Florida lawmakers did away with the linguistic gray-area in defining an ideal prudent layperson. In 1996, the state enacted a law that gives final authority to the attending emergency physician in determining an emergency. The law includes other restrictions on MCOs, including banning pre-authorization and retrospective denials. It also raises reimbursement rates for non-contracting providers and limits the range of options payers have in setting rates to either the physician's charges, usual and customary rates, or a negotiated rate. In effect, the law prohibits MCOs from deviating from one of the three options.

Individuals differ on criteria for emergencies

But do such efforts satisfy what's wrong with a prudent layperson standard? A group of California providers cast doubt on the existence of an absolute prudent layperson. Researchers did not return phone calls to The Managed Care Emergency Department, but according to Johnson of Sutter Davis Hosptial, an informal survey of shopping mall customers conducted at the University of California Davis Medical Center found that opinions varied widely among shoppers when they were asked to assess a medical emergency.

According to Johnson, respondents were less likely to judge a case as an emergency when the presenting complaints came from someone other than themselves. But they were more likely to label the same presenting symptoms as an emergency when they themselves were the patient.

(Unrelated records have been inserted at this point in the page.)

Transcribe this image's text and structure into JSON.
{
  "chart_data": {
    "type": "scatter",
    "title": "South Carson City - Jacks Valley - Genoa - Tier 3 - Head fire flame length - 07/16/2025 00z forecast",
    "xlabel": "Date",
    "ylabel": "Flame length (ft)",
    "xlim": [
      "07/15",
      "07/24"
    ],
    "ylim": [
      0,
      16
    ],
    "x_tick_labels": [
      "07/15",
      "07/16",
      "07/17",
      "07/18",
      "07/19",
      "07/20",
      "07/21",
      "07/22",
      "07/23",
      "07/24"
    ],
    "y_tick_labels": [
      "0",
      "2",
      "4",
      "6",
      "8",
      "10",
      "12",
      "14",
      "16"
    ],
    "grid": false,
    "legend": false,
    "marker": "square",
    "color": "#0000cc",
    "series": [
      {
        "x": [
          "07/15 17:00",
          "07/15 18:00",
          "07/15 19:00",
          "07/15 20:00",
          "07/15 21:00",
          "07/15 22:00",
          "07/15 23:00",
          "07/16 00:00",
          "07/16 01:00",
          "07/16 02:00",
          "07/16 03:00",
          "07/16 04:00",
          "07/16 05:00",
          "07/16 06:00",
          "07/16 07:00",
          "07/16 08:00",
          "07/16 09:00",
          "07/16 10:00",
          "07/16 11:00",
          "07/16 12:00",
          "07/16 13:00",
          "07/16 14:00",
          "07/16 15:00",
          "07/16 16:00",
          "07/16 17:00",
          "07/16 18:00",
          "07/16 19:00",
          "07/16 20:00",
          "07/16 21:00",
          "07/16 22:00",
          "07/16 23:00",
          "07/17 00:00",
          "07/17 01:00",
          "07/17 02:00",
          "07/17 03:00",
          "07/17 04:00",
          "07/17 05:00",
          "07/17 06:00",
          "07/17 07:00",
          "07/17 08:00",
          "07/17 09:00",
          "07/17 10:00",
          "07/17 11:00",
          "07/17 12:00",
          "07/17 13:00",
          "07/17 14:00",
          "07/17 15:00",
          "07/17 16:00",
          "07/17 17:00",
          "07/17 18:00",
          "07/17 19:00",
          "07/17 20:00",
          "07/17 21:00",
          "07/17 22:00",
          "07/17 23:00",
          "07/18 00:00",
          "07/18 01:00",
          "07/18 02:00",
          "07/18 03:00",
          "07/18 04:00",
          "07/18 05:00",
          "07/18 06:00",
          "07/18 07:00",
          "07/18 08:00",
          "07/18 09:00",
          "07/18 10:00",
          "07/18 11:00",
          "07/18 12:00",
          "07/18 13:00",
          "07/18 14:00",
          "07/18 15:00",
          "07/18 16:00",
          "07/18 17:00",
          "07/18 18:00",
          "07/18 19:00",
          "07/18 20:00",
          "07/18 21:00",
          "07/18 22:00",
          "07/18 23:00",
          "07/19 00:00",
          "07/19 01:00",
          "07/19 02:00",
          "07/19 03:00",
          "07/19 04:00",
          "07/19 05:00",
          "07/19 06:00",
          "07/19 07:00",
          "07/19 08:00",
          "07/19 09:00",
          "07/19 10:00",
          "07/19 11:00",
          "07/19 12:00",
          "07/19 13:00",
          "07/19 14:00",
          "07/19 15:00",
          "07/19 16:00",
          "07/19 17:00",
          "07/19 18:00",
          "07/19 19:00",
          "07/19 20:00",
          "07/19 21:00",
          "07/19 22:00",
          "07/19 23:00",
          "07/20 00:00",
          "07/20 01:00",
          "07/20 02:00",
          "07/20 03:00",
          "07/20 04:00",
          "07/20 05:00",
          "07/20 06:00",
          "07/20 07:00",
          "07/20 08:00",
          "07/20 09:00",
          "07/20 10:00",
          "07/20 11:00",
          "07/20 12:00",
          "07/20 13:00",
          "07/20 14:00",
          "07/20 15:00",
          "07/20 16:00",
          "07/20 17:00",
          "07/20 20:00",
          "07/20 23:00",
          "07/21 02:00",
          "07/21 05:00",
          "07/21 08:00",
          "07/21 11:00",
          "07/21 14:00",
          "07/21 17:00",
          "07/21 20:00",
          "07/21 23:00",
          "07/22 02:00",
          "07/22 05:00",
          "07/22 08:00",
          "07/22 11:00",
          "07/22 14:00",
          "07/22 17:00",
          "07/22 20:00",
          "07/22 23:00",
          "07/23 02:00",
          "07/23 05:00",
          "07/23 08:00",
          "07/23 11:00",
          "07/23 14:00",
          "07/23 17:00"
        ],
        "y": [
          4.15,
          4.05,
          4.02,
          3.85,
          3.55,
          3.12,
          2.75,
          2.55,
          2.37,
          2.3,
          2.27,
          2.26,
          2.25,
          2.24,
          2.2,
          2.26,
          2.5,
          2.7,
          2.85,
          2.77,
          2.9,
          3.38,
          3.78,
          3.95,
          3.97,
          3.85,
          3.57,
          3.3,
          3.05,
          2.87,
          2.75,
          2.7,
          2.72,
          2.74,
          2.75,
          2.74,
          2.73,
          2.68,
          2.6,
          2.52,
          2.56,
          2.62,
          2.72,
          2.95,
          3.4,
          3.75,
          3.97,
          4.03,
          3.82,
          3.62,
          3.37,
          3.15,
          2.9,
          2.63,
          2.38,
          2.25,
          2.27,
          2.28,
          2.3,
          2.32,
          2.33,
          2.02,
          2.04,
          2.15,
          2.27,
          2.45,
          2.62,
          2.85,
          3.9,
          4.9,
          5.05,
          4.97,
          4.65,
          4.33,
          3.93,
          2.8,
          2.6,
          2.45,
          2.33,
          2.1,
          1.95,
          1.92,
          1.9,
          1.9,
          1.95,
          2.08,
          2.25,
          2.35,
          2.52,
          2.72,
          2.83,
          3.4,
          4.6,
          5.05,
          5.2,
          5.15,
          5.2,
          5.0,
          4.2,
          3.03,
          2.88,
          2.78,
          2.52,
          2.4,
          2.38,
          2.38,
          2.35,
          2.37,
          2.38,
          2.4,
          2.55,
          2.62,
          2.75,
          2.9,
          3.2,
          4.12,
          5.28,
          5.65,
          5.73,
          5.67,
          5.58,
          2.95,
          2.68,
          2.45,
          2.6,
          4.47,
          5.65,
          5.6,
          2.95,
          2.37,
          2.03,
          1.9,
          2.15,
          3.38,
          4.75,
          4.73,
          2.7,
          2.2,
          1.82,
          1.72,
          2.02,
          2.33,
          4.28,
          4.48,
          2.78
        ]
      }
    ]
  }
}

Payers have privately voiced the same confusion. "A prudent layperson's standard sounds objective, but what exactly is a prudent layperson. Who is he [or she] and what qualifies him or her to make these evaluations?" asks Johnson of Sutter Davis.

Lawmakers may not be able to answer these questions, but, according to Linder of Maryland, it may be up to the medical community to legislate enforcement. Already, states such as California have written measures to limit the leeway of payers in circumventing existing statutes. (For details of California's efforts, see the article on p. 97.)

The business community, which pays for health care services through employee benefit plans, has often pushed the limits on payment issues to the extreme, says L. Anthony Cirillo, MD, physician in chief of the department of emergency medicine at 200-bed Memorial Hospital of Rhode Island in Pawtucket.

"The public has been reacting negatively to things like 24-hour mastectomies and drive-through deliveries," says Cirillo, who is also president of the Rhode Island Chapter of ACEP in Newport. "Prudent layperson is that type of social-political issue."